Graz commentaires viennent en réponse aux rapports d'une nouvelle vague de descentes de police sur les rassemblements chrétiens dans les maisons privées. Selon Keston Nouvelles Service de police de la capitale Achgabat rompu une réunion de l'église Greater Grace le 10 Janvier, l'avertissement du groupe de quelque 25 personnes que leur rassemblement était illégal. Le dernier incident en date de plusieurs mois de harcèlement de groupes religieux, y compris l'arrestation et la détention de trois jours d'un pasteur adventiste en Octobre 2000 pour réunion dans une maison privée avec un groupe de membres de l'Église adventiste dans la ville du nord du Turkmenabat.

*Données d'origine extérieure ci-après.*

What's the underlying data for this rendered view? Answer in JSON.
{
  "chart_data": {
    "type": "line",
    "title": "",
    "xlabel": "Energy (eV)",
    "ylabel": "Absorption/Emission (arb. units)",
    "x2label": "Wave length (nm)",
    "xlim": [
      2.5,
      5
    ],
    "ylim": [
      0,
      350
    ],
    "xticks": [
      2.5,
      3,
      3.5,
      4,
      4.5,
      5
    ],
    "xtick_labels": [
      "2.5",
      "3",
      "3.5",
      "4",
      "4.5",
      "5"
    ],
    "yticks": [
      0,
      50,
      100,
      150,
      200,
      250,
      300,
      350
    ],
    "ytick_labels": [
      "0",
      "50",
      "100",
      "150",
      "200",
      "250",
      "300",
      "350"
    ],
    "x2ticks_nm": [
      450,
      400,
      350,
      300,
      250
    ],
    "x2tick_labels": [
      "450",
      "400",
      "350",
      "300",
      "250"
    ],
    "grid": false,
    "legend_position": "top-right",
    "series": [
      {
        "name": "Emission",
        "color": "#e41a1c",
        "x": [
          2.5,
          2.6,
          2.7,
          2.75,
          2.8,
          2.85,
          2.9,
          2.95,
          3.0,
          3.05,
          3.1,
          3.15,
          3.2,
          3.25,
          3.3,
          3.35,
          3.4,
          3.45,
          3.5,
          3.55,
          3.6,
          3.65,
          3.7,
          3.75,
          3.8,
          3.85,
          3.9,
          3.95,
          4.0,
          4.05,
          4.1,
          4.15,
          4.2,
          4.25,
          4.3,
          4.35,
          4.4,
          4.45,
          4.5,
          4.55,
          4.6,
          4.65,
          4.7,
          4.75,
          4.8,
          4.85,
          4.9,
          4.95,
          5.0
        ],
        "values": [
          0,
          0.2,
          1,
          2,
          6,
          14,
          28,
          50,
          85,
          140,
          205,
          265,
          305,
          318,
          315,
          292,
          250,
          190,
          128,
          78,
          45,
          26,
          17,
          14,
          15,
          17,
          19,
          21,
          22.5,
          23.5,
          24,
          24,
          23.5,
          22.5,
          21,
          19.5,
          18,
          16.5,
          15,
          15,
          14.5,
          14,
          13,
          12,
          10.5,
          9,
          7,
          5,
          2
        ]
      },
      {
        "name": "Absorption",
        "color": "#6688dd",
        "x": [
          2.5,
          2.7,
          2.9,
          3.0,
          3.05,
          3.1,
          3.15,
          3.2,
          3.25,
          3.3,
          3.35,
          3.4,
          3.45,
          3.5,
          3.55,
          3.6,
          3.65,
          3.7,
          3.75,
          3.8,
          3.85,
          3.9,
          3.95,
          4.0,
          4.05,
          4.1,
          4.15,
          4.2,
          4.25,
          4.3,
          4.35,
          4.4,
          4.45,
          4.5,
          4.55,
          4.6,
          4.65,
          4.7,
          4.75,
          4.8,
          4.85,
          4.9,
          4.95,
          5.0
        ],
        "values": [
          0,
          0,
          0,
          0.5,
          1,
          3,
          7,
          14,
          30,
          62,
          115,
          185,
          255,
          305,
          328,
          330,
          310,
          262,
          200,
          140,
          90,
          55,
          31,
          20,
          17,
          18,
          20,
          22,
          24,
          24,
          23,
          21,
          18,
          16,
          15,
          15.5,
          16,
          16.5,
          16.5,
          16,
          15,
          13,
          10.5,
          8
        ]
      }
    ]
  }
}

"Il est grand temps que la communauté internationale réagit sérieusement à la violation constante des droits de l'homme au Turkménistan», explique Graz. «Les églises, les temples et les maisons de culte ont été détruites ou fermées. Les croyants ont été expulsés de leurs appartements par la police secrète. Une telle politique répressive est en opposition totale avec le Turkménistan a signé des traités internationaux. "
Graz dit que l'administration de l'Eglise adventiste mondiale va poursuivre ses efforts pour faciliter la persécution religieuse au Turkménistan. «Pour exprimer notre préoccupation, nous organisons une campagne de lettres du monde et fera rapport à cette violation dans notre prochaine intervention devant la Commission des Nations Unies sur les droits de l'homme», dit-il.
Alors que la constitution du Turkménistan prétend protéger la liberté religieuse, sous la loi actuelle ne «groupes religieux enregistrés" peuvent tenir des réunions publiques ou privées. L'Église orthodoxe russe et les musulmans sunnites sont les seules organisations qui ont obtenu une homologation. Au cours des quatre dernières années, le gouvernement turkmène a réprimé des groupes religieux non enregistrés, brisant les réunions, arrêter les dirigeants, et de confisquer ou de détruire des biens. Parmi les nombreux groupes ciblés sont les confessions chrétiennes protestantes, les juifs et les Hare Krishna.